Préambule
Le Séminaire d'experts sur la pratique des expulsions forcées,
Rappelant les normes relatives aux droits de l'homme consacrées
dans la Charte internationale des droits de l'homme,
Considérant qu'un grand nombre de résolutions, décisions,
observations générales, jugements, traités
et autres instruments ont reconnu et réaffirmé que
les expulsions forcées étaient contraires à
des droits de l'homme internationalement reconnus, nombreux et
très divers,
Rappelant la décision 1996/290 du Conseil économique
et social, la résolution 1993/77 de la Commission des droits
de l'homme et la résolution 1996/27 de la Sous-Commission
de la lutte contre les mesures discriminatoires et de la protection
des minorités,
Réaffirmant que le droit international impose aux Etats
l'obligation de respecter et de faire respecter les droits de
l'homme et le droit humanitaire, et notamment de prévenir
les violations, d'enquêter sur les infractions, de sanctionner
les coupables et d'offrir aux victimes des voies de recours et
de réparation,
Réaffirmant que le développement est un processus
global, économique, social, culturel et politique, qui
vise à améliorer sans cesse le bien-être de
l'ensemble de la population et de tous les individus, sur la base
de leur participation active, libre et significative au développement
et au partage équitable des bienfaits qui en découlent,
Rappelant que la Déclaration et Programme d'action de Vienne
disposent que si le développement favorise la jouissance
de tous les droits de l'homme l'insuffisance de développement
ne peut être invoquée pour justifier une limitation
des droits de l'homme internationalement reconnus,
Conscient que la pratique des expulsions forcées est un
phénomène largement répandu qui peut apparaître
dans des situations variées, notamment mais non exclusivement
en cas de contentieux foncier, de projets de développement
et de réalisation d'ouvrages d'infrastructure (construction
de barrages ou autres grands ouvrages de production d'énergie,
acquisitions de terrains dans le cadre de la rénovation
urbaine, rénovation de logements, embellissement des villes,
défrichage pour l'agriculture ou l'aménagement macro-urbain),
de spéculation foncière massive ou de grandes manifestations
internationales telles que les Jeux olympiques,
Conscient que les expulsions forcées exacerbent les tensions
et les inégalités sociales et frappent invariablement
les couches de la société les plus pauvres et les
plus vulnérables sur le plan socio-économique, en
particulier les femmes, les enfants et les populations autochtones,
Ayant à l'esprit les directives élaborées
par les institutions financières internationales et d'autres
organisations concernant les déplacements et les réinstallations
forcés,
Résolu à protéger les droits de l'homme et
à prévenir les atteintes qu'ils subissent du fait
des expulsions forcées,
Adopte les directives dont le texte suit.
I. GENERALITES
Portée et nature des Directives
1. Les présentes Directives portent sur les incidences
du point de vue des droits de l'homme des expulsions forcées
liées aux déplacements provoqués par le développement
urbain et rural. Elles s'inspirent du droit international relatif
aux droits de l'homme et du droit international humanitaire et
devraient faire l'objet d'une application aussi large que possible.

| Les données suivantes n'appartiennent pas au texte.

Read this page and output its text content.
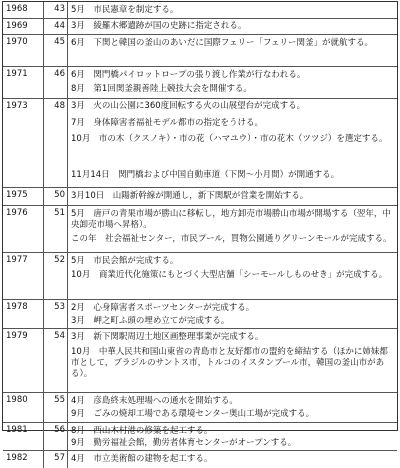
1968	43 5月　市民憲章を制定する。
1969	44 3月　綾羅木郷遺跡が国の史跡に指定される。
1970	45 6月　下関と韓国の釜山のあいだに国際フェリー「フェリー関釜」が就航する。
1971	46 6月　関門橋パイロットロープの張り渡し作業が行なわれる。
8月　第1回関釜親善陸上競技大会を開催する。
1973	48 3月　火の山公園に360度回転する火の山展望台が完成する。
7月　身体障害者福祉モデル都市の指定をうける。
10月　市の木（クスノキ）・市の花（ハマユウ）・市の花木（ツツジ）を選定する。
11月14日　関門橋および中国自動車道（下関～小月間）が開通する。
1975	50 3月10日　山陽新幹線が開通し，新下関駅が営業を開始する。
1976	51 5月　唐戸の青果市場が勝山に移転し，地方卸売市場勝山市場が開場する（翌年，中央卸売市場へ昇格）。
この年　社会福祉センター，市民プール，買物公園通りグリーンモールが完成する。
1977	52 5月　市民会館が完成する。
10月　商業近代化施策にもとづく大型店舗「シーモールしものせき」が完成する。
1978	53 2月　心身障害者スポーツセンターが完成する。
3月　岬之町ふ頭の埋め立てが完成する。
1979	54 3月　新下関駅周辺土地区画整理事業が完成する。
10月　中華人民共和国山東省の青島市と友好都市の盟約を締結する（ほかに姉妹都市として，ブラジルのサントス市，トルコのイスタンブール市，韓国の釜山市がある）。
1980	55 4月　彦島終末処理場への通水を開始する。
9月　ごみの焼却工場である環境センター奥山工場が完成する。
1981	56 8月　西山木村港の修築を起工する。
9月　勤労福祉会館，勤労者体育センターがオープンする。
1982	57 4月　市立美術館の建物を起工する。
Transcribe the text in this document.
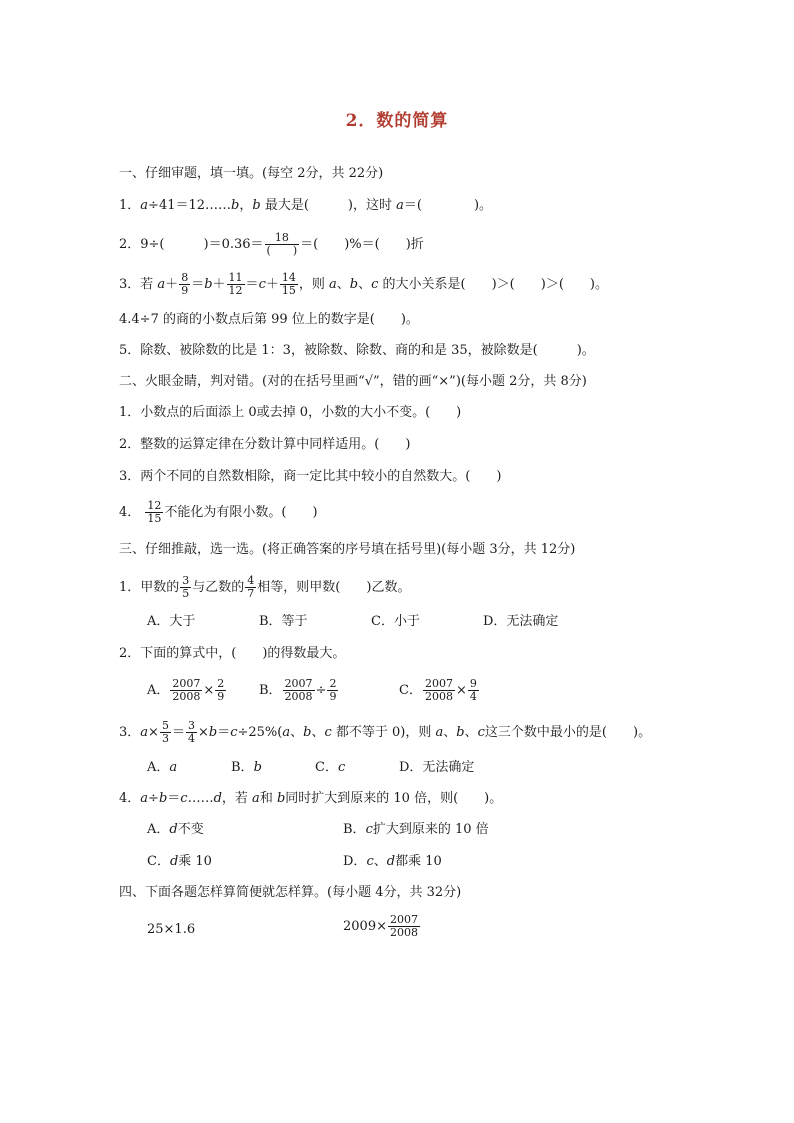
2．数的简算
一、仔细审题，填一填。(每空 2分，共 22分)
1．a÷41＝12……b，b 最大是(　　　)，这时 a＝(　　　　)。
2．9÷(　　　)$=0.36= \frac{18}{( )}$ ＝(　　)%＝(　　)折
3．若 $a+ \frac{8}{9} =b+ \frac{11}{12} =c+ \frac{14}{15}$ ，则 a、b、c 的大小关系是(　　)＞(　　)＞(　　)。
4.4÷7 的商的小数点后第 99 位上的数字是(　　)。
5．除数、被除数的比是 1：3，被除数、除数、商的和是 35，被除数是(　　　)。
二、火眼金睛，判对错。(对的在括号里画“√”，错的画“×”)(每小题 2分，共 8分)
1．小数点的后面添上 0或去掉 0，小数的大小不变。(　　)
2．整数的运算定律在分数计算中同样适用。(　　)
3．两个不同的自然数相除，商一定比其中较小的自然数大。(　　)
4． $\frac{12}{15}$ 不能化为有限小数。(　　)
三、仔细推敲，选一选。(将正确答案的序号填在括号里)(每小题 3分，共 12分)
1．甲数的 $\frac{3}{5}$ 与乙数的 $\frac{4}{7}$ 相等，则甲数(　　)乙数。
A．大于	B．等于	C．小于	D．无法确定
2．下面的算式中，(　　)的得数最大。
A． $\frac{2007}{2008} \times \frac{2}{9}$	B． $\frac{2007}{2008} \div \frac{2}{9}$	C． $\frac{2007}{2008} \times \frac{9}{4}$
3．$a\times \frac{5}{3} = \frac{3}{4} \times b=c\div 25\%(a$、b、c 都不等于 0)，则 a、b、c这三个数中最小的是(　　)。
A．a	B．b	C．c	D．无法确定
4．a÷b＝c……d，若 a和 b同时扩大到原来的 10 倍，则(　　)。
A．d不变	B．c扩大到原来的 10 倍
C．d乘 10	D．c、d都乘 10
四、下面各题怎样算简便就怎样算。(每小题 4分，共 32分)
25×1.6	$2009\times \frac{2007}{2008}$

2. Les présentes Directives s'appliquent, compte dûment
tenu des définitions de l'expulsion forcée que donnent
les dispositions et les instruments internationaux relatifs aux
droits de l'homme, aux cas d'expulsion forcée où
un acte et/ou une omission a pour effet d'évincer contre
leur gré des personnes, des groupes ou des communautés
des foyers et/ou des terres qu'ils occupent et des ressources
collectives dont ils sont tributaires, les empêchant de
vivre ou de travailler dans un logement, une résidence
ou un lieu donné, ou restreignant leurs possibilités
dans ce domaine.
3. Bien qu'il existe de nombreuses similitudes entre les expulsions
forcées et les déplacements de personnes dans leur
propre pays, les transferts de population, les expulsions massives,
les exodes, l'épuration ethnique et d'autres pratiques
visant à évincer contre leur volonté des
personnes de leurs foyers ou de leurs terres et à les séparer
de leur communauté, les expulsions forcées constituent
une pratique distincte au regard du droit international. Les personnes,
communautés et groupes soumis à une mesure ou une
menace d'expulsion forcée forment donc un groupe particulier
au sens du droit international relatif aux droits de l'homme.

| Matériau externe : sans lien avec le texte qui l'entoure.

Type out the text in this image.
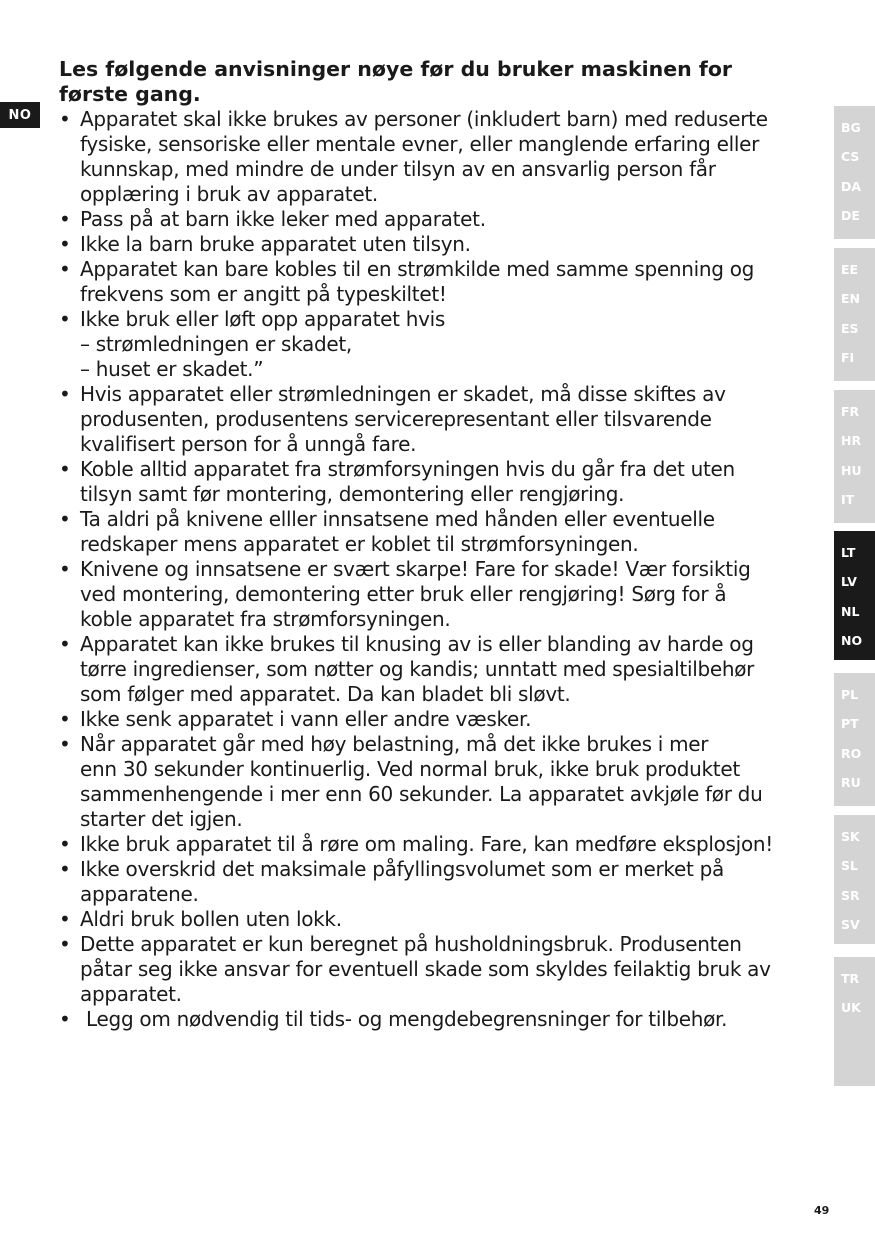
NO
Les følgende anvisninger nøye før du bruker maskinen for første gang.
• Apparatet skal ikke brukes av personer (inkludert barn) med reduserte
fysiske, sensoriske eller mentale evner, eller manglende erfaring eller
kunnskap, med mindre de under tilsyn av en ansvarlig person får
opplæring i bruk av apparatet.
• Pass på at barn ikke leker med apparatet.
• Ikke la barn bruke apparatet uten tilsyn.
• Apparatet kan bare kobles til en strømkilde med samme spenning og
frekvens som er angitt på typeskiltet!
• Ikke bruk eller løft opp apparatet hvis
– strømledningen er skadet,
– huset er skadet.”
• Hvis apparatet eller strømledningen er skadet, må disse skiftes av
produsenten, produsentens servicerepresentant eller tilsvarende
kvalifisert person for å unngå fare.
• Koble alltid apparatet fra strømforsyningen hvis du går fra det uten
tilsyn samt før montering, demontering eller rengjøring.
• Ta aldri på knivene elller innsatsene med hånden eller eventuelle
redskaper mens apparatet er koblet til strømforsyningen.
• Knivene og innsatsene er svært skarpe! Fare for skade! Vær forsiktig
ved montering, demontering etter bruk eller rengjøring! Sørg for å
koble apparatet fra strømforsyningen.
• Apparatet kan ikke brukes til knusing av is eller blanding av harde og
tørre ingredienser, som nøtter og kandis; unntatt med spesialtilbehør
som følger med apparatet. Da kan bladet bli sløvt.
• Ikke senk apparatet i vann eller andre væsker.
• Når apparatet går med høy belastning, må det ikke brukes i mer
enn 30 sekunder kontinuerlig. Ved normal bruk, ikke bruk produktet
sammenhengende i mer enn 60 sekunder. La apparatet avkjøle før du
starter det igjen.
• Ikke bruk apparatet til å røre om maling. Fare, kan medføre eksplosjon!
• Ikke overskrid det maksimale påfyllingsvolumet som er merket på
apparatene.
• Aldri bruk bollen uten lokk.
• Dette apparatet er kun beregnet på husholdningsbruk. Produsenten
påtar seg ikke ansvar for eventuell skade som skyldes feilaktig bruk av
apparatet.
• Legg om nødvendig til tids- og mengdebegrensninger for tilbehør.
BG
CS
DA
DE
EE
EN
ES
FI
FR
HR
HU
IT
LT
LV
NL
NO
PL
PT
RO
RU
SK
SL
SR
SV
TR
UK
49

4. Les expulsions forcées enfreignent à priori des
droits de l'homme internationalement reconnus très divers.
Elles ne peuvent être pratiquées que dans des circonstances
exceptionnelles et dans le plein respect des présentes
Directives et du droit international relatif aux droits de l'homme.
II. OBLIGATIONS GENERALES
5. Si les expulsions forcées peuvent être exécutées,
approuvées, demandées, proposées, mises en
oeuvre ou tolérées par divers intervenants, c'est
aux Etats qu'en incombe la responsabilité finale en droit
international. Cela ne dégage pas pour autant de leurs
obligations les autres parties en cause, en particulier les puissances
occupantes, les institutions ou organisations internationales
financières ou autres, les sociétés transnationales
et les tiers, y compris les loueurs et les propriétaires
publics ou privés de logements ou de terrains.

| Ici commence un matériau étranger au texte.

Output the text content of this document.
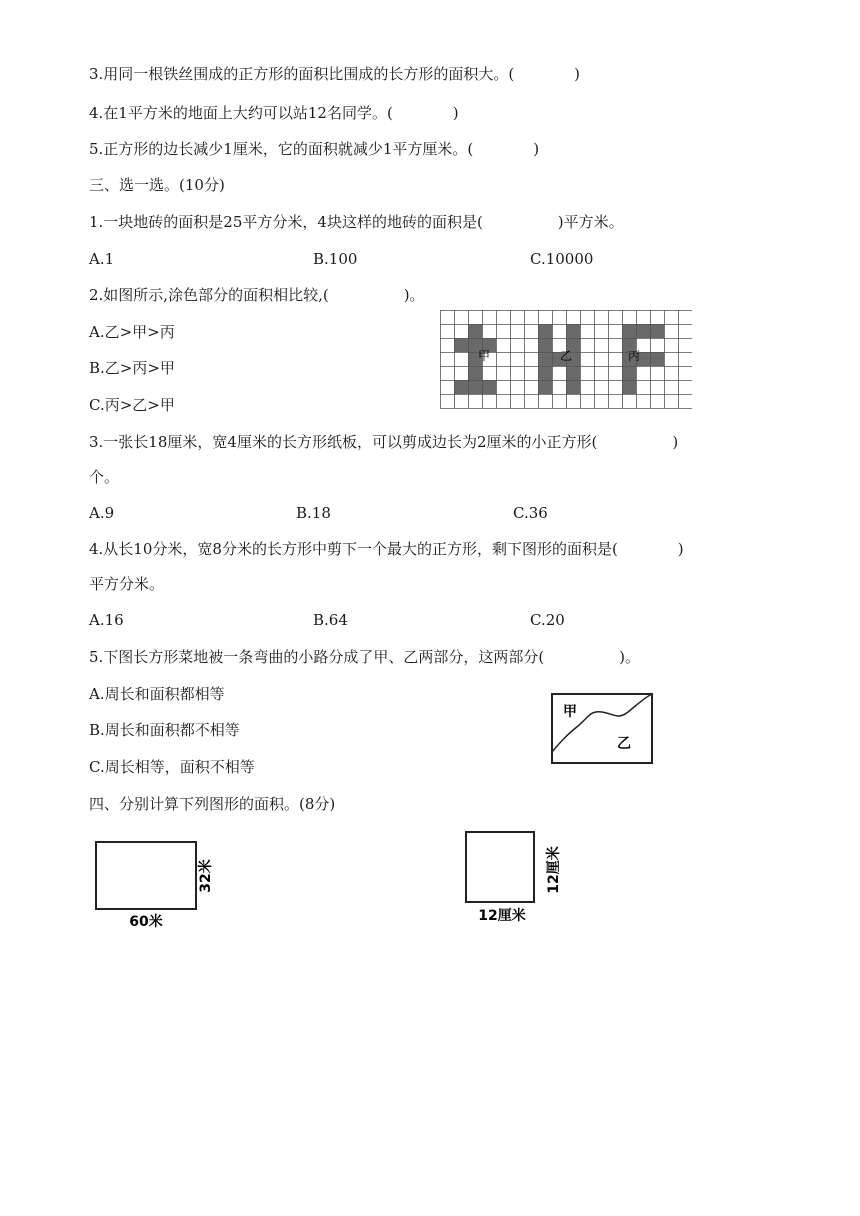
3.用同一根铁丝围成的正方形的面积比围成的长方形的面积大。(　　　　)
4.在1平方米的地面上大约可以站12名同学。(　　　　)
5.正方形的边长减少1厘米，它的面积就减少1平方厘米。(　　　　)
三、选一选。(10分)
1.一块地砖的面积是25平方分米，4块这样的地砖的面积是(　　　　　)平方米。
A.1	B.100	C.10000
2.如图所示,涂色部分的面积相比较,(　　　　　)。
A.乙>甲>丙
B.乙>丙>甲
C.丙>乙>甲
甲	乙	丙
3.一张长18厘米，宽4厘米的长方形纸板，可以剪成边长为2厘米的小正方形(　　　　　)
个。
A.9	B.18	C.36
4.从长10分米，宽8分米的长方形中剪下一个最大的正方形，剩下图形的面积是(　　　　)
平方分米。
A.16	B.64	C.20
5.下图长方形菜地被一条弯曲的小路分成了甲、乙两部分，这两部分(　　　　　)。
A.周长和面积都相等
B.周长和面积都不相等
C.周长相等，面积不相等
甲
乙
四、分别计算下列图形的面积。(8分)
60米
32米
12厘米
12厘米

6. Les Etats devraient imposer à toute personne ou entité
publique ou privée relevant de leur juridiction des sanctions
civiles ou pénales appropriées en cas d'expulsion
forcée ne respectant pas pleinement le droit applicable
et les présentes Directives.
7. Les Etats devraient, par l'intermédiaire des mécanismes
juridiques internationaux appropriés, s'opposer aux expulsions
forcées opérées dans d'autres Etats, lorsque
ces expulsions ne sont pas pleinement conformes aux présentes
Directives et aux dispositions applicables du droit international
relatif aux droits de l'homme.
8. Les Etats devraient veiller à ce que les organisations
internationales où ils sont représentés s'abstiennent
de parrainer ou de mettre à exécution un projet,
un programme ou une mesure pouvant entraîner des expulsions
forcées qui ne seraient pas pleinement conformes au droit
international et aux présentes Directives.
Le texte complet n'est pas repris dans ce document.